Part 1: Defining and developing coherence around your curriculum

This is the start of a five-part curriculum series about evidence-informed curriculum design with contributions from all the team at Huntington Research School.

What do we mean by the curriculum? I really like Mary Myatt’s definition The curriculum – taught and untaught – represents the totality of the experience of the child within schooling’. She goes on to say that a proper curriculum, grounded in the knowledge, concepts and overarching ideas of individual subjects is an entitlement for every child.’ Christine Counsell suggests that we should think of the curriculum as continuous, not just a sequence or chronology, it is much more like a narrative… content structured as narrative over time with multiple strands all spinning at once but constantly unifying and pulling things together’.

It is interesting to note the etymology of the word curriculum: it comes from the Latin word currere’, meaning to run the course”. Now this might be something that chimes with many busy teachers and school leaders, as all too often I hear teachers despairing about how they are going to get through the curriculum content’. This also might be all too familiar to our students too as they are rushed through the curriculum at a rapid rate by pressured teachers.

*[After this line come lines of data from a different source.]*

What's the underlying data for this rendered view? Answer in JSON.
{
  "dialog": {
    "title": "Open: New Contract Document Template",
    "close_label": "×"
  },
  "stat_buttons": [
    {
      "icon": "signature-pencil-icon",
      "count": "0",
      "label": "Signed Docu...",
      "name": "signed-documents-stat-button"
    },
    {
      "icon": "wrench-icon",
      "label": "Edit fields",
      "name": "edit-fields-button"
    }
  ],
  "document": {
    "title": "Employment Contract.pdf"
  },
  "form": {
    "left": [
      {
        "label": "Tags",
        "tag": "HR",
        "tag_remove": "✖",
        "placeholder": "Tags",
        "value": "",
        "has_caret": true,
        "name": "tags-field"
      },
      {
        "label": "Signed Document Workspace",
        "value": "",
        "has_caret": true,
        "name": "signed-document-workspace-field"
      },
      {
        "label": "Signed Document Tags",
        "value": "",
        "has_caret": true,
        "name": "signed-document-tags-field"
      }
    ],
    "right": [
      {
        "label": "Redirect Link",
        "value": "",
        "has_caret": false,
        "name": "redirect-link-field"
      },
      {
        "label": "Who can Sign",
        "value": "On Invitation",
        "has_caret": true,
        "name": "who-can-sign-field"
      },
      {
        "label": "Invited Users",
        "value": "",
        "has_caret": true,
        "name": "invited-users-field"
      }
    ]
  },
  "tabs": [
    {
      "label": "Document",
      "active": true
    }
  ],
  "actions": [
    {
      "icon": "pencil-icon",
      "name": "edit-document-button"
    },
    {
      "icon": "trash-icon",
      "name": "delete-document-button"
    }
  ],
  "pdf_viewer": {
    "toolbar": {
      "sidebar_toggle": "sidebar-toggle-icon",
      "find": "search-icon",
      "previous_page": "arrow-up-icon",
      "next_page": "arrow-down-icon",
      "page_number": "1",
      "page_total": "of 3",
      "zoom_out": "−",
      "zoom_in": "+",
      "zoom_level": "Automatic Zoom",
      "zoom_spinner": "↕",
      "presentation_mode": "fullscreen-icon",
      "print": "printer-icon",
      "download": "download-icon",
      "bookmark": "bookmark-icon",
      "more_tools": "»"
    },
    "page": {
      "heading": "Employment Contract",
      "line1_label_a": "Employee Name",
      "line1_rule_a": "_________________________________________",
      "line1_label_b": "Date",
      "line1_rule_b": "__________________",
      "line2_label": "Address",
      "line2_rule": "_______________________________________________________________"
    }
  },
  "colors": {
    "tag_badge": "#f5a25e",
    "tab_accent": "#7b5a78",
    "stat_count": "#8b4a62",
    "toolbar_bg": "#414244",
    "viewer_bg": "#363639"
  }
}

So how can we start to get to curriculum coherence? My attempt to summarise this is illustrated by the diagram below. I suggest we start with the curriculum vision and purpose – the what’ and the why’ of the content. Why am I teaching this? Where does it fit into the bigger picture of the curriculum plans? Why is it important to know or master this? What difference would it make to the learning if we didn’t do this? I really like Zoe Elder’s work as documented by her book Full on Learning for phrases to use in the classroom like we are learning this….. so that…’ ensuring the purpose is not just clear to staff but also to students.

RS Evidence

Knowledge

We need to consider subject knowledge (teacher and student knowledge), vocabulary, cultural capital and pedagogical content knowledge. Claire Sealy in her blog discusses the need for both

Declarative knowledge –the concepts, facts and rules: knowledge that sits and waits to be of service; and Procedural knowledge – produces action or is goal directed: to know how’.

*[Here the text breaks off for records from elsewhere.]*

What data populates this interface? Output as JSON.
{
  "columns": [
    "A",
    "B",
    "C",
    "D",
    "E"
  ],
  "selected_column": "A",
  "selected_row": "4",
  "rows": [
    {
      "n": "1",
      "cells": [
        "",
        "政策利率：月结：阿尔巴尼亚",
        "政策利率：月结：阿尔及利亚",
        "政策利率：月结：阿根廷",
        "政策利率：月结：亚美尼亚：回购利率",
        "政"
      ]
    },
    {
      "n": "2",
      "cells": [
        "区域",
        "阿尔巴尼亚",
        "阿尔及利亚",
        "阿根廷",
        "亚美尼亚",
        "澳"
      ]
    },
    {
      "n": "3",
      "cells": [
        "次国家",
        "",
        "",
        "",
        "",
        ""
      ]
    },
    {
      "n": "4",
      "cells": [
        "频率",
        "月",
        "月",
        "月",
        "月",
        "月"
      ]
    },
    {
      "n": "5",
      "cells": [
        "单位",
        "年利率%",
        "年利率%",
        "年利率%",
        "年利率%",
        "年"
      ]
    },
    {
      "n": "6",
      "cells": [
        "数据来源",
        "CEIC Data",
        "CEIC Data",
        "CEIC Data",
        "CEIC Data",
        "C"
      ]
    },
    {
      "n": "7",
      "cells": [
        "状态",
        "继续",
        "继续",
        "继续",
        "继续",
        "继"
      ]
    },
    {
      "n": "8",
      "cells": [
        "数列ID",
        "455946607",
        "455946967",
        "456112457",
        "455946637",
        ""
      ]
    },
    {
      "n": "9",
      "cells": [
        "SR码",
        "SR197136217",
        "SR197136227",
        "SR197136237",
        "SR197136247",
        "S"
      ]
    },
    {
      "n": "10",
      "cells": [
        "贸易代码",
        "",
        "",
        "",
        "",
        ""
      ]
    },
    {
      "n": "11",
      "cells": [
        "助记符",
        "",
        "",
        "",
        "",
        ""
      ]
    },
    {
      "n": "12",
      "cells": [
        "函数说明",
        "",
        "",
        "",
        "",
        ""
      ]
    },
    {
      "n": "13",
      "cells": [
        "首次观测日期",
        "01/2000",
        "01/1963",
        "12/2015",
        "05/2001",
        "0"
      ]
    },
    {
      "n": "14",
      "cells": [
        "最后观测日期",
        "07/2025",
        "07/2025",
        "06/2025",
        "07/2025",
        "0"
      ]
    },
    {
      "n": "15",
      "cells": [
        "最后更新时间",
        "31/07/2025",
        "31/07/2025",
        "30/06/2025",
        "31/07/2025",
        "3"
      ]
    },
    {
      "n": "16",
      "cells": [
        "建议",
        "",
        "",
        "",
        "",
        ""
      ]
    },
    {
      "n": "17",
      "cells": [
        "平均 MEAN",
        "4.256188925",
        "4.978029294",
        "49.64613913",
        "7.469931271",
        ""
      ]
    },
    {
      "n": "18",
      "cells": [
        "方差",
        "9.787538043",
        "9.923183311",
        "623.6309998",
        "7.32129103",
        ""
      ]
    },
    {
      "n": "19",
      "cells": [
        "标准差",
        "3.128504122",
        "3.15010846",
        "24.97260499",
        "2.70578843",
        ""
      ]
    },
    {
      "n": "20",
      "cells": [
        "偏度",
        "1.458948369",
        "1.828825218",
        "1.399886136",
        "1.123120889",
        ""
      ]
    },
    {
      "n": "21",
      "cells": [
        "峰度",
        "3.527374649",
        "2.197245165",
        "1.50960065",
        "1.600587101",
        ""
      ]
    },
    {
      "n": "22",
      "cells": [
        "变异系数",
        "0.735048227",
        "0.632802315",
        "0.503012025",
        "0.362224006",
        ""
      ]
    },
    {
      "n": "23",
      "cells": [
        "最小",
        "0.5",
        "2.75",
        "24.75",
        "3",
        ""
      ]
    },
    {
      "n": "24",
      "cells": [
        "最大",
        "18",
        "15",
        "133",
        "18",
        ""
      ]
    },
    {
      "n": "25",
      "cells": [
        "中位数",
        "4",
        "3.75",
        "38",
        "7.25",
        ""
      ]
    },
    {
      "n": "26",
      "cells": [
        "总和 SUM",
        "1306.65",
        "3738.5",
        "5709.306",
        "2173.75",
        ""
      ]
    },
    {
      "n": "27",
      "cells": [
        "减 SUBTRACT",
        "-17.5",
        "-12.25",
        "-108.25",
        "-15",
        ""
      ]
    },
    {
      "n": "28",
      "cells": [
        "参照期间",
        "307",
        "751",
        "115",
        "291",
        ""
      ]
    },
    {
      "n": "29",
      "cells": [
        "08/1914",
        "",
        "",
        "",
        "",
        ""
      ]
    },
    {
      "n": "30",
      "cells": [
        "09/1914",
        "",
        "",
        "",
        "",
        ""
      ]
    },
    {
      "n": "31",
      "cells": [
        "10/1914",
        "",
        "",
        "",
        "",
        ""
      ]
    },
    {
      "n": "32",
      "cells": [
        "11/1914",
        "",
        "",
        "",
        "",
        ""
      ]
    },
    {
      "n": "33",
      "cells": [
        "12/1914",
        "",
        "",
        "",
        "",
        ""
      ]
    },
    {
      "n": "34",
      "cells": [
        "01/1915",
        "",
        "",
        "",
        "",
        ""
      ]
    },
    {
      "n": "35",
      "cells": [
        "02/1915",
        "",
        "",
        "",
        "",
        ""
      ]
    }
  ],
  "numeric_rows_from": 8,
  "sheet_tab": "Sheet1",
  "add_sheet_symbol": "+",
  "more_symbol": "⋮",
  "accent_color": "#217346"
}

Michael Young, Professor of Education at UCL Institute of Education, has argued for the right of all children to be taught what he terms powerful knowledge’ – The knowledge that comes from specialist communities and centuries of learning, and it does change, but more slowly than people believe. It is context-independent. It can lift children and young people out of their lived experience. It is the job of a teacher to engage with the prior experience of the pupils and give them access to powerful knowledge

Pedagogical content knowledge was originally suggested as a third major component of teaching expertise, by Lee Shulman (1986). Pedagogical content knowledge is a type of knowledge that is unique to teachers, and is based on the manner in which teachers relate their pedagogical knowledge (what they know about teaching) to their subject matter knowledge (what they know about what they teach). Pedagogical content knowledge is a form of knowledge that makes science teachers teachers, rather than scientists (Gudmundsdottir, 1987).

Pedagogy

Does your curriculum consider the following key aspects of pedagogy? Does it keep memory in mind throughout by supporting accurate encoding and rehearsal and retrieval? Do you explicitly teach metacognitive knowledge and regulation? Is there appropriate challenge and differentiation so that all learners have access to a broad curriculum? Is questioning carefully planned? How do you build on and develop literacy and numeracy? For support with evidence-informed strategies to investigate and develop see the EEF Teaching and Learning Toolkit and the excellent Guidance Reports.

Assessment


Assessment is the bridge between teaching and learning’. Dylan Wiliam

This is the process of gaining insight into what students know, understand and can do. The word assessment comes from the Latin to sit alongside’ – does your assessment model sit alongside’ your curriculum, is it an integral part or do the assessment structures in your organisation lead the curriculum? For all things assessment related you might want to search out or re-visit Daisy Christodoulou’s fantastic book Making Good Progress?’, in particular for the use of formative assessment to support schema building and long-term learning. The EEF’s Teaching and Learning Toolkit and A Marked Improvement’ report for evidence-informed feedback practices.

Getting coherence and cohesion

These are questions you might want to ask at a school level:

Do you have thoughtful conversations with colleagues about the curriculum map for pupils? Is it horizontally and vertically mapped through the school?
What are the key ideas and concepts and are they shared and developed with everyone?
What about the underlying and background knowledge pupils need in order to access that subject in later years?
How are we sequencing our curriculum for long-term learning?

I’ll leave you with a final thought from Mary Myatt: There are three important things to keep in mind about the curriculum. The first is that it is more complex and simpler than we have come to think. The second is that its status and content now have higher profile than in recent years. And the third is that it is never going to be possible to do it all. And we need to live with that.’